The Federal Reserve Board, FDIC, NCUA, OCC, CFPB and the State Banking Regulators issued an interagency statement dated March 22, 2020, that guides regulated financial institutions for loan modifications resulting from the COVID-19 virus pandemic. The statement encourages lenders to work with borrowers who may be unable to make their loan payments. The statement says: “The agencies view loan modification programs as positive actions that can mitigate adverse effects on borrowers due to COVID-19.”

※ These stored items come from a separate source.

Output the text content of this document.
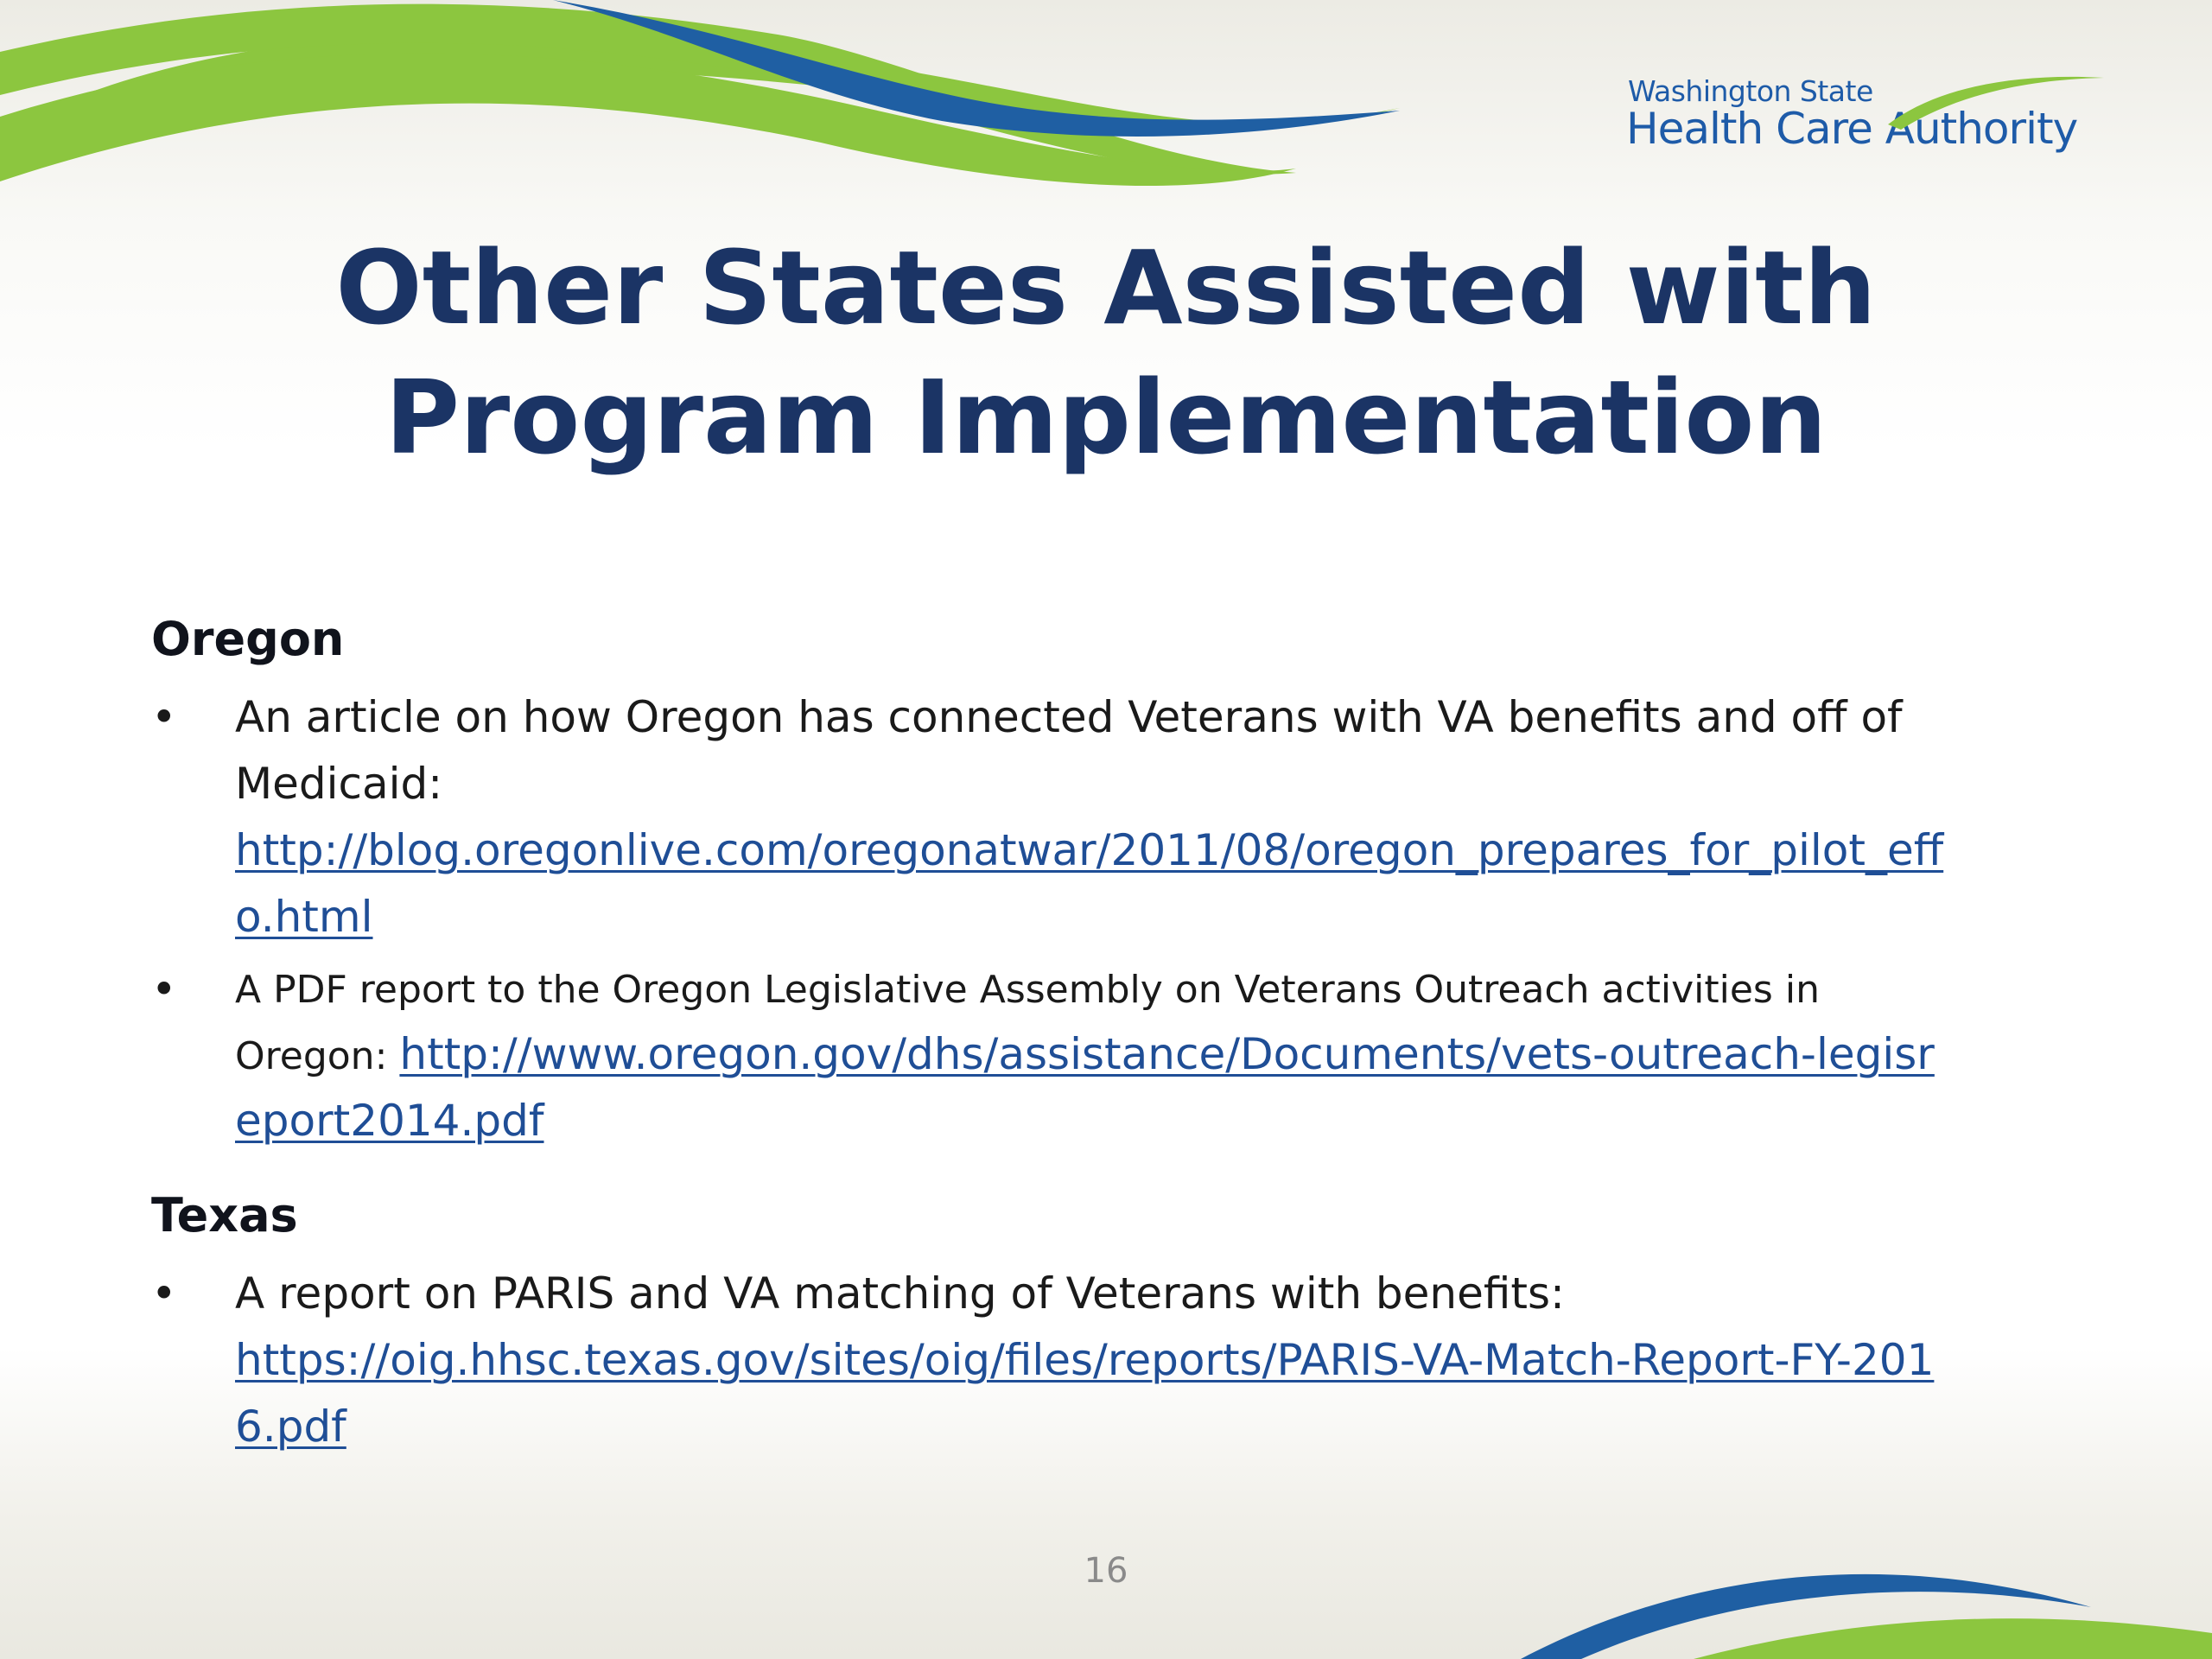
Washington State
Health Care Authority
Other States Assisted with Program Implementation

Oregon

• An article on how Oregon has connected Veterans with VA benefits and off of Medicaid:
http://blog.oregonlive.com/oregonatwar/2011/08/oregon_prepares_for_pilot_effo.html
• A PDF report to the Oregon Legislative Assembly on Veterans Outreach activities in Oregon: http://www.oregon.gov/dhs/assistance/Documents/vets-outreach-legisreport2014.pdf

Texas

• A report on PARIS and VA matching of Veterans with benefits:
https://oig.hhsc.texas.gov/sites/oig/files/reports/PARIS-VA-Match-Report-FY-2016.pdf
16
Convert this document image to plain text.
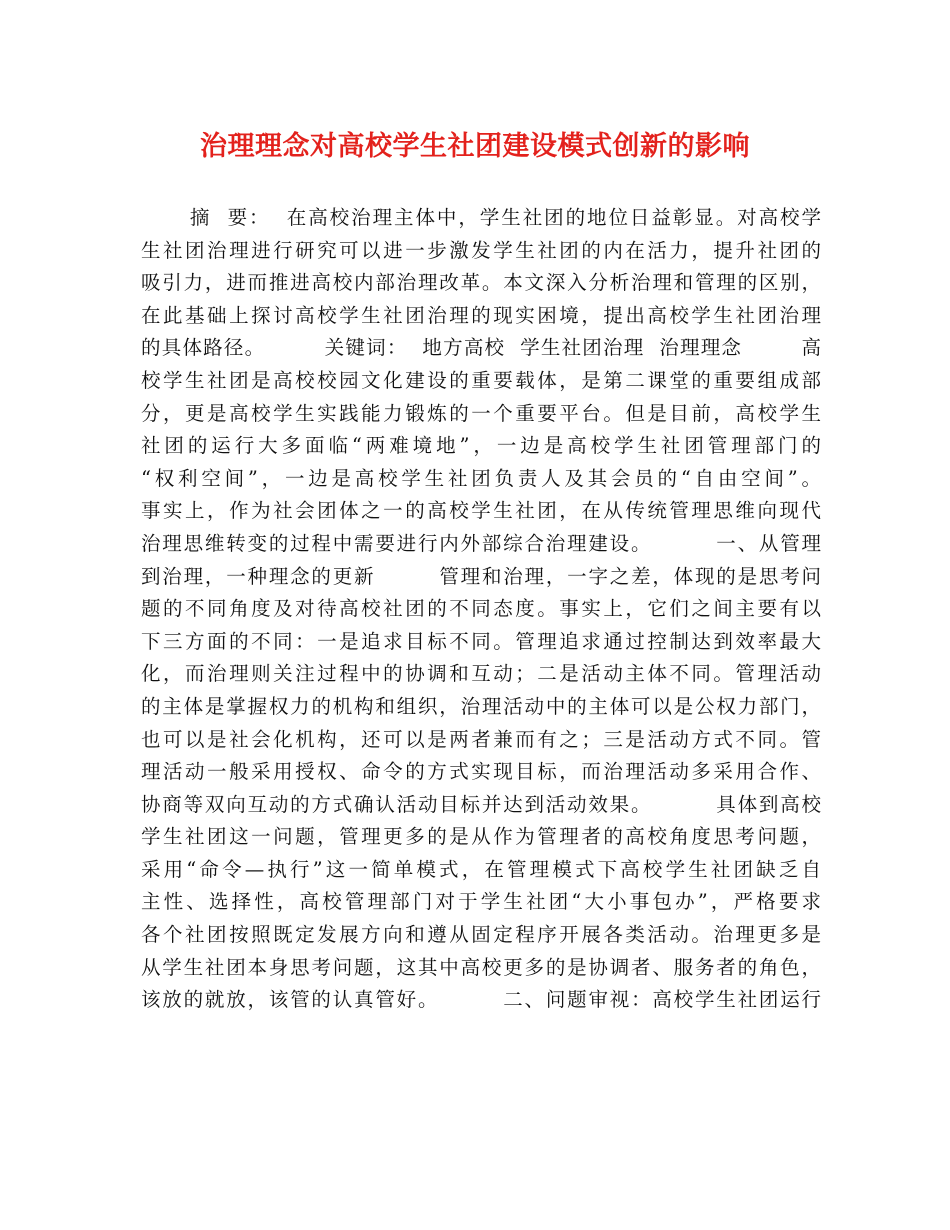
治理理念对高校学生社团建设模式创新的影响
摘  要：  在高校治理主体中，学生社团的地位日益彰显。对高校学
生社团治理进行研究可以进一步激发学生社团的内在活力，提升社团的
吸引力，进而推进高校内部治理改革。本文深入分析治理和管理的区别，
在此基础上探讨高校学生社团治理的现实困境，提出高校学生社团治理
的具体路径。        关键词：  地方高校  学生社团治理  治理理念        高
校学生社团是高校校园文化建设的重要载体，是第二课堂的重要组成部
分，更是高校学生实践能力锻炼的一个重要平台。但是目前，高校学生
社团的运行大多面临“两难境地”，一边是高校学生社团管理部门的
“权利空间”，一边是高校学生社团负责人及其会员的“自由空间”。
事实上，作为社会团体之一的高校学生社团，在从传统管理思维向现代
治理思维转变的过程中需要进行内外部综合治理建设。        一、从管理
到治理，一种理念的更新        管理和治理，一字之差，体现的是思考问
题的不同角度及对待高校社团的不同态度。事实上，它们之间主要有以
下三方面的不同：一是追求目标不同。管理追求通过控制达到效率最大
化，而治理则关注过程中的协调和互动；二是活动主体不同。管理活动
的主体是掌握权力的机构和组织，治理活动中的主体可以是公权力部门，
也可以是社会化机构，还可以是两者兼而有之；三是活动方式不同。管
理活动一般采用授权、命令的方式实现目标，而治理活动多采用合作、
协商等双向互动的方式确认活动目标并达到活动效果。        具体到高校
学生社团这一问题，管理更多的是从作为管理者的高校角度思考问题，
采用“命令—执行”这一简单模式，在管理模式下高校学生社团缺乏自
主性、选择性，高校管理部门对于学生社团“大小事包办”，严格要求
各个社团按照既定发展方向和遵从固定程序开展各类活动。治理更多是
从学生社团本身思考问题，这其中高校更多的是协调者、服务者的角色，
该放的就放，该管的认真管好。        二、问题审视：高校学生社团运行
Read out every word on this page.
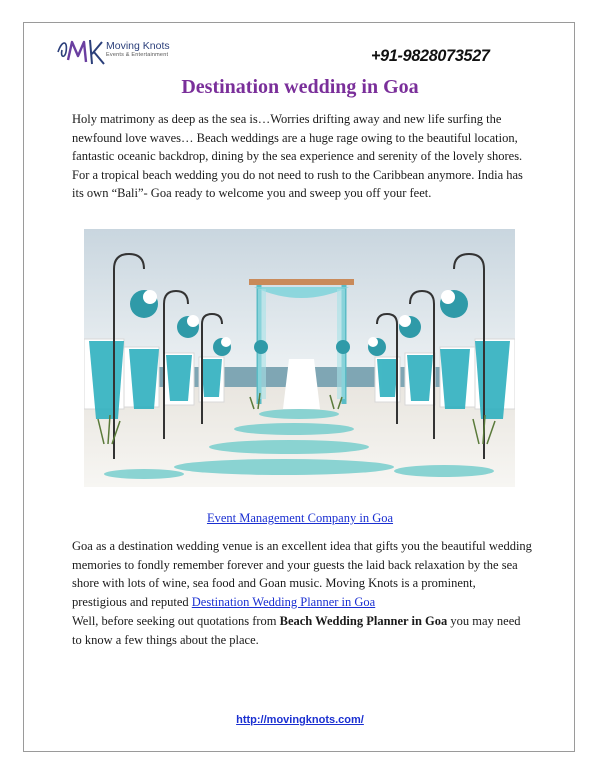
Moving Knots
Events & Entertainment	+91-9828073527
Destination wedding in Goa
Holy matrimony as deep as the sea is…Worries drifting away and new life surfing the newfound love waves… Beach weddings are a huge rage owing to the beautiful location, fantastic oceanic backdrop, dining by the sea experience and serenity of the lovely shores. For a tropical beach wedding you do not need to rush to the Caribbean anymore. India has its own “Bali”- Goa ready to welcome you and sweep you off your feet.
Event Management Company in Goa
Goa as a destination wedding venue is an excellent idea that gifts you the beautiful wedding memories to fondly remember forever and your guests the laid back relaxation by the sea shore with lots of wine, sea food and Goan music. Moving Knots is a prominent, prestigious and reputed Destination Wedding Planner in Goa
Well, before seeking out quotations from Beach Wedding Planner in Goa you may need to know a few things about the place.
http://movingknots.com/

Institutions will not be criticized for extending short-term payment modifications on loans to borrowers that arise due to COVID-19. Agencies will likely not designate such changes as troubled debt restructurings (TDR), in the absence of other relevant criteria. The statement sets forth requirements for short term loan modifications that the agencies will view positively:

A. Term loans only
B. Short term modifications – 6 months or less
C. The borrower is less than 30 days past due
D. The modification is made in good faith and is a result of the COVID-19 pandemic

The statement specifies that loan modifications may allow for payment deferrals, fee waivers or extensions of payment terms. Regulators will consider the amount of the delayed payment and whether it is insignificant concerning the debt, and whether the timing of the delay is insignificant related to the frequency of payments under the loan. It also states financial institutions are not expected to designate modified loans that meet the previous criteria as “past due.”